Summary of this case from Richardson v. StateOpinion
Nos. 88-1144 and 88-2684.
February 28, 1989.
Appeals from the Circuit Court for Dade County; Thomas M. Carney, Judge.
Bennett H. Brummer, Public Defender, and Peter L. Nimkoff, Asst. Public Defender, for appellant.
Robert A. Butterworth, Atty. Gen., and Joni B. Braunstein, Asst. Atty. Gen., for appellee.
Before SCHWARTZ, C.J., JORGENSON, J., and JOHN G. FERRIS (Ret.), Associate Judge.
Affirmed on the authority of Jones v. State, 492 So.2d 1124 (Fla. 3d DCA 1986), review denied, 501 So.2d 1282 (Fla. 1986).

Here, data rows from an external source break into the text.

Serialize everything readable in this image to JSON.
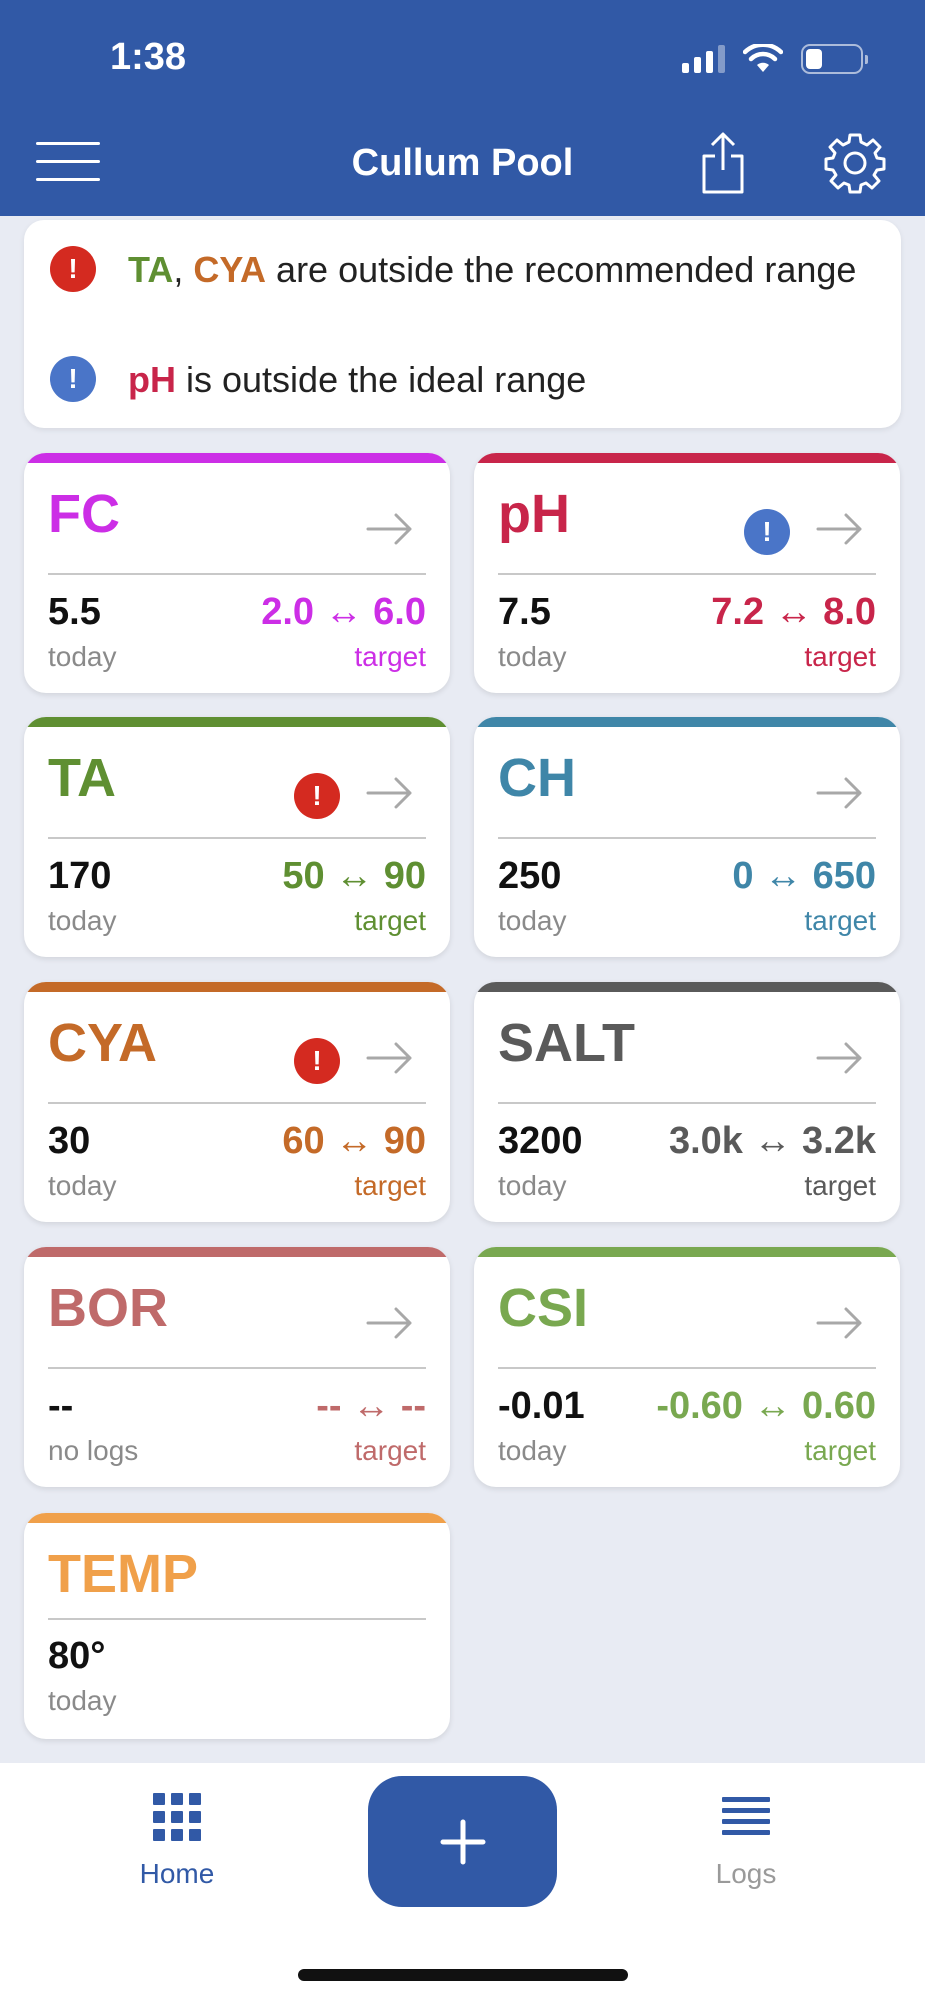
{
  "status_bar": {
    "time": "1:38"
  },
  "header": {
    "title": "Cullum Pool"
  },
  "alerts": [
    {
      "severity": "red",
      "icon": "exclamation-icon",
      "parts": [
        {
          "text": "TA",
          "color": "#5f8f32",
          "bold": true
        },
        {
          "text": ", ",
          "color": "#222"
        },
        {
          "text": "CYA",
          "color": "#c46a28",
          "bold": true
        },
        {
          "text": " are outside the recommended range",
          "color": "#222"
        }
      ]
    },
    {
      "severity": "blue",
      "icon": "exclamation-icon",
      "parts": [
        {
          "text": "pH",
          "color": "#c8254a",
          "bold": true
        },
        {
          "text": " is outside the ideal range",
          "color": "#222"
        }
      ]
    }
  ],
  "cards": [
    {
      "key": "fc",
      "name": "FC",
      "color": "#cc2ee6",
      "warning": null,
      "value": "5.5",
      "value_label": "today",
      "range": "2.0 ↔ 6.0",
      "target_label": "target"
    },
    {
      "key": "ph",
      "name": "pH",
      "color": "#c8254a",
      "warning": "blue",
      "value": "7.5",
      "value_label": "today",
      "range": "7.2 ↔ 8.0",
      "target_label": "target"
    },
    {
      "key": "ta",
      "name": "TA",
      "color": "#5f8f32",
      "warning": "red",
      "value": "170",
      "value_label": "today",
      "range": "50 ↔ 90",
      "target_label": "target"
    },
    {
      "key": "ch",
      "name": "CH",
      "color": "#3f86a8",
      "warning": null,
      "value": "250",
      "value_label": "today",
      "range": "0 ↔ 650",
      "target_label": "target"
    },
    {
      "key": "cya",
      "name": "CYA",
      "color": "#c46a28",
      "warning": "red",
      "value": "30",
      "value_label": "today",
      "range": "60 ↔ 90",
      "target_label": "target"
    },
    {
      "key": "salt",
      "name": "SALT",
      "color": "#5a5a5a",
      "warning": null,
      "value": "3200",
      "value_label": "today",
      "range": "3.0k ↔ 3.2k",
      "target_label": "target"
    },
    {
      "key": "bor",
      "name": "BOR",
      "color": "#bf6a6a",
      "warning": null,
      "value": "--",
      "value_label": "no logs",
      "range": "-- ↔ --",
      "target_label": "target"
    },
    {
      "key": "csi",
      "name": "CSI",
      "color": "#79a850",
      "warning": null,
      "value": "-0.01",
      "value_label": "today",
      "range": "-0.60 ↔ 0.60",
      "target_label": "target"
    }
  ],
  "temp_card": {
    "name": "TEMP",
    "color": "#f0a04a",
    "value": "80°",
    "value_label": "today"
  },
  "tabbar": {
    "home": {
      "label": "Home",
      "color": "#3159a6"
    },
    "logs": {
      "label": "Logs",
      "color": "#9a9a9a"
    },
    "add_symbol": "+"
  },
  "colors": {
    "accent": "#3159a6",
    "background": "#e8ebf3",
    "warning_red": "#d42a20",
    "warning_blue": "#4a75c8"
  }
}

JORGENSON, J. and JOHN G. FERRIS, (Retired) Associate Judge, concur.
I agree that Jones v. State is squarely on point, that this panel is bound by it, and that it compels affirmance. Were I free to do so, however, I would follow Judge Hubbart's dissenting opinion in Jones which, with respect, I believe represents the better reasoned view by far. I would therefore and wish we could reverse the conviction below for attempted burglary with directions to retry the defendant on the charge of trespass alone.